その日俺を呼び出したのは、大学時代の友人、清家景正の母親だった。 「いらっしゃい薫子さん。相変わらずお化粧が濃いようね」 和邸宅のでかい玄関で俺を出迎えるなり、年は食ったものの相変わらず美人の母親は、すうっと目を眇めた。廊下から立ったまんま見下ろしてくるあたり、相当怒ってんだろうなあという予測が簡単につく。 正直コワイ。 けど俺はにっこり微笑んで、裏声で「恐れ入ります」とかなんとか適当なことを言ってスルーした。 とりあえず上がるように促され、あがりかまちに上ってから膝をついて靴を揃える。とにかくこのヒトは色々うるさいのだ。七年前の、初めて会ったときの恐怖を俺は思い出した。悪い人じゃないんだろうけど、息苦しいというか──息子として一緒に暮らすのはなかなかきついだろうなと、俺はもう五年は会っていない友人の顔を思い浮かべる。 よそ様に上がりこんだときの礼儀作法としては及第点だったのか、靴の揃え方については文句を言われずほっとしていたら、別のところで駄目出しされた。 「薫子さん、あなたそんなにお化粧しているのにかかとのないお靴なんておかしいですよ。学生ならまだしも、もう二十八でしょう。ちょっとバランスというものを考えなさい」 「あーええ、と、わたくし身長が高すぎるもので、ハイヒールは恥ずかしいんですの」 「だったらもう少しお化粧を薄くなさいな。──……まあいいわ。こちらよ」 美人母親は俺についと背を向けて、廊下を歩き出した。 ──よくまあ人の靴まで見てるもんだ。 呆れるというよりは感心する。しかし26.5なんていう女としてはかなりなでかい靴履いてきてんのにそこに触れないあたり、やっぱり育ちがいいってやつなんだろうなとは思う。
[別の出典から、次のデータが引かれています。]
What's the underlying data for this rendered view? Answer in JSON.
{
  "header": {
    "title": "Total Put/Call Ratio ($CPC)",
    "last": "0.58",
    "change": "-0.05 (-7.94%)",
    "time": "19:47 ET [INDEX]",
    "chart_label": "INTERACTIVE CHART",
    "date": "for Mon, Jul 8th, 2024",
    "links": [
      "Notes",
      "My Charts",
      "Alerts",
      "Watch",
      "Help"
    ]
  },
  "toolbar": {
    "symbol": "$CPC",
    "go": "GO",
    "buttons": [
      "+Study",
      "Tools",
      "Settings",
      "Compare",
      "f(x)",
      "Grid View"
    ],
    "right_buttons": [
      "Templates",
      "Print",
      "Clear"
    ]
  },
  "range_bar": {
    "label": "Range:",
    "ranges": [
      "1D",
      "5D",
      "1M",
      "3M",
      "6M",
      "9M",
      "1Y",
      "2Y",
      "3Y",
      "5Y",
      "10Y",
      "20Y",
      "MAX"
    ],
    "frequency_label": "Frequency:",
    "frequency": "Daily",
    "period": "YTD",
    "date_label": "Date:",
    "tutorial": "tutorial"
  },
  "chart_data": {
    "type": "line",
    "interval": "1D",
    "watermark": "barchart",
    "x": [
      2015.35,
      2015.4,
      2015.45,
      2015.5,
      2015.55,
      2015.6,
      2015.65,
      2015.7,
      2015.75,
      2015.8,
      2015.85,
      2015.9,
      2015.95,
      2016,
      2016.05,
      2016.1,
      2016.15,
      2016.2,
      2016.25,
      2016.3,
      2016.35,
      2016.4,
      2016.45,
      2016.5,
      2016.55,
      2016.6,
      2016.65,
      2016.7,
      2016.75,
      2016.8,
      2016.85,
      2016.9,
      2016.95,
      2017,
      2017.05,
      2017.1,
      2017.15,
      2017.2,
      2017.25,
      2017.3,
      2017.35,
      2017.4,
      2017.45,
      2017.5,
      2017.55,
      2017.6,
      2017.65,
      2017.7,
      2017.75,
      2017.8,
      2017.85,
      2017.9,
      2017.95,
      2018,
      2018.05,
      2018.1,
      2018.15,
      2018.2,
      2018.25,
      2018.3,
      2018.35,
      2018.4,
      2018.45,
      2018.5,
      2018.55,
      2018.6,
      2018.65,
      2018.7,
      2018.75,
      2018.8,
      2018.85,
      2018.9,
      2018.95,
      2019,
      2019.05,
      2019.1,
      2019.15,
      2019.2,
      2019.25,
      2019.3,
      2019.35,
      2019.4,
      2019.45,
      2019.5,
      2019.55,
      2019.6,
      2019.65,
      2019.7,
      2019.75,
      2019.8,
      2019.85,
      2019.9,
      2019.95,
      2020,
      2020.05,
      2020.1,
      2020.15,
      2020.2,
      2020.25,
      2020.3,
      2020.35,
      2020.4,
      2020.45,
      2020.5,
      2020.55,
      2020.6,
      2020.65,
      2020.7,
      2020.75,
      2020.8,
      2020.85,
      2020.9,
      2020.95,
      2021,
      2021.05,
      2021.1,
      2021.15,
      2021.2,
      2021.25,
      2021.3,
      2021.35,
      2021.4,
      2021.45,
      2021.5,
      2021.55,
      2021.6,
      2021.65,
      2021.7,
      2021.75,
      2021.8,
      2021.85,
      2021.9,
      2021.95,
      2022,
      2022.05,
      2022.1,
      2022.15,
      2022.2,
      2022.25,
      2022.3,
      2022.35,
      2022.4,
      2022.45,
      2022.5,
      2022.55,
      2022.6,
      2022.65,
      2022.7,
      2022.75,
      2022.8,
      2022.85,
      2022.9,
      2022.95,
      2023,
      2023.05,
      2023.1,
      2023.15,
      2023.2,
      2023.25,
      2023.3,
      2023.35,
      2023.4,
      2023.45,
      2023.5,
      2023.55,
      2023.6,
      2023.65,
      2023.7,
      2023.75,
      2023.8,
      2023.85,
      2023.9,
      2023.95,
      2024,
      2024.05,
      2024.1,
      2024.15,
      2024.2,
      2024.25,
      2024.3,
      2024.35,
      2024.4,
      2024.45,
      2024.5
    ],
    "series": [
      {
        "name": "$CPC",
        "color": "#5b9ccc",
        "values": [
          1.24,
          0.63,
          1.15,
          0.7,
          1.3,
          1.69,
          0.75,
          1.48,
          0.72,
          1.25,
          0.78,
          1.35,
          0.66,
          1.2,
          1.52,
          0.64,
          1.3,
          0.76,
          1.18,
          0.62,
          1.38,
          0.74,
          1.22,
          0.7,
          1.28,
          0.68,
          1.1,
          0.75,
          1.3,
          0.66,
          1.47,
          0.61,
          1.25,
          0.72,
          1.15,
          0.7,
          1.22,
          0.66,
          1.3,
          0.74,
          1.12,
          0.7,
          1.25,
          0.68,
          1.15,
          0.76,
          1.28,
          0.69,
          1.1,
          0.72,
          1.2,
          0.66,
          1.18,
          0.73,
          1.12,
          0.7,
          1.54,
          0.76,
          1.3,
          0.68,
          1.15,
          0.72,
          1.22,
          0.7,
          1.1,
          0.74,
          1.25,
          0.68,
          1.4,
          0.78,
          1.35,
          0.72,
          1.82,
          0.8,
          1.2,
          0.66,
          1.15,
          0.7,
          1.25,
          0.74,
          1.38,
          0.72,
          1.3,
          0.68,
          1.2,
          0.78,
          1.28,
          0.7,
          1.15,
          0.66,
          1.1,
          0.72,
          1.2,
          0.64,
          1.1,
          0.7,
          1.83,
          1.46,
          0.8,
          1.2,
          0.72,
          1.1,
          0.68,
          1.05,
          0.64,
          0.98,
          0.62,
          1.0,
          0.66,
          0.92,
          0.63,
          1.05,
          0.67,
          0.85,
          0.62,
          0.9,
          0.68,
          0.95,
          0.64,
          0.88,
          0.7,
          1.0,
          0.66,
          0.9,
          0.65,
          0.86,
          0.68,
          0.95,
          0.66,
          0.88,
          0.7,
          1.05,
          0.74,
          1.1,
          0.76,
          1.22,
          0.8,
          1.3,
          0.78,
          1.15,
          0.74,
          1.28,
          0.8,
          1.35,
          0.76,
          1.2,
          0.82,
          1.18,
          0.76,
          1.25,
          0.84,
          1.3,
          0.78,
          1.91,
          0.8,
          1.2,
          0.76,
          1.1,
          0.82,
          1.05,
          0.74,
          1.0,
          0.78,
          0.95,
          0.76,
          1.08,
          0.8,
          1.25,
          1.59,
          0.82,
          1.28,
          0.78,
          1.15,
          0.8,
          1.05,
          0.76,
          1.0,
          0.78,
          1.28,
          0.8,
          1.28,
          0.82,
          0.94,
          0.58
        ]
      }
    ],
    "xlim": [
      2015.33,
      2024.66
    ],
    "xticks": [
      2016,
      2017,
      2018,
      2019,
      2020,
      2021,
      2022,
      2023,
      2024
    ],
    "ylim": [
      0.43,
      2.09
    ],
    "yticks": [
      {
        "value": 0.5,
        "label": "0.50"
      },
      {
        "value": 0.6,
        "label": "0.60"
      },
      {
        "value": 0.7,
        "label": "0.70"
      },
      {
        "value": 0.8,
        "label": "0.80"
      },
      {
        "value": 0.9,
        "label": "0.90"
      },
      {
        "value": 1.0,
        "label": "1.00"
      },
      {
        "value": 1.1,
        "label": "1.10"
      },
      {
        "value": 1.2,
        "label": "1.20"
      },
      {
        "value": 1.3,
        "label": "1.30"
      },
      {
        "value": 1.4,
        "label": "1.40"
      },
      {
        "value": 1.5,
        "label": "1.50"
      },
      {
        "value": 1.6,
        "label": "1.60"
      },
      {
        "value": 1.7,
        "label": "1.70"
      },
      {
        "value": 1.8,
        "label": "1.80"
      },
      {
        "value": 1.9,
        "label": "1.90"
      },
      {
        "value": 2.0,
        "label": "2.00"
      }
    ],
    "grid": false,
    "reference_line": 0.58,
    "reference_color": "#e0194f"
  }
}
人の身体的ナントカに言及しないのは淑女のたしなみ、みたいな。 その育ちのいいおばさまが、しゃっきり着物を着こなした背を見せ、艶々に磨かれた広い廊下を先導していく。俺は、どうしたもんかなあ、と不安に思いつつくっついていく。 「…… 薫子さん。本当にあなたじゃないんでしょうね? 景正がどこにいるのかまったくご存知ないというの?」 「セイカ──じゃなくて、景正さんには、卒業以来会っておりませんわ」 電話でもした会話を繰り返し、俺は内心溜息をついた。 ──ほんとお前、どこ行っちゃったの。 先週、この母親から電話がかかってきたのだ。『景正が家出した、あなたが誘惑したのか』と。
§ §
清家景正──セイケカゲマサは、そんな武士めいた名前に反して、線の細いどえらい美形だった。髪は黒い絹糸のようにサラサラ、涼やかな目元と白く滑らかな頬に、形の良い鼻と唇。人物画コンクールみたいのがあったとして、それの画題に選んだら、「人形を描くのは不可」といわれること間違いナシな整い具合だ。 まあ、金に飽かせて代々家柄ある美女を探しては嫁にしてきた家だそうから、遺伝的に考えて清家が美形なのも至極当然のこととも思えた。そして清家の母親が、今後も美形の系譜とともに血統も継がれていくものと思い込んでたとしても、何も悪いことはない。 しかし残念ながら、清家さんちの一人息子景正は、美女を娶れない人間だった。生粋のゲイだったのだ。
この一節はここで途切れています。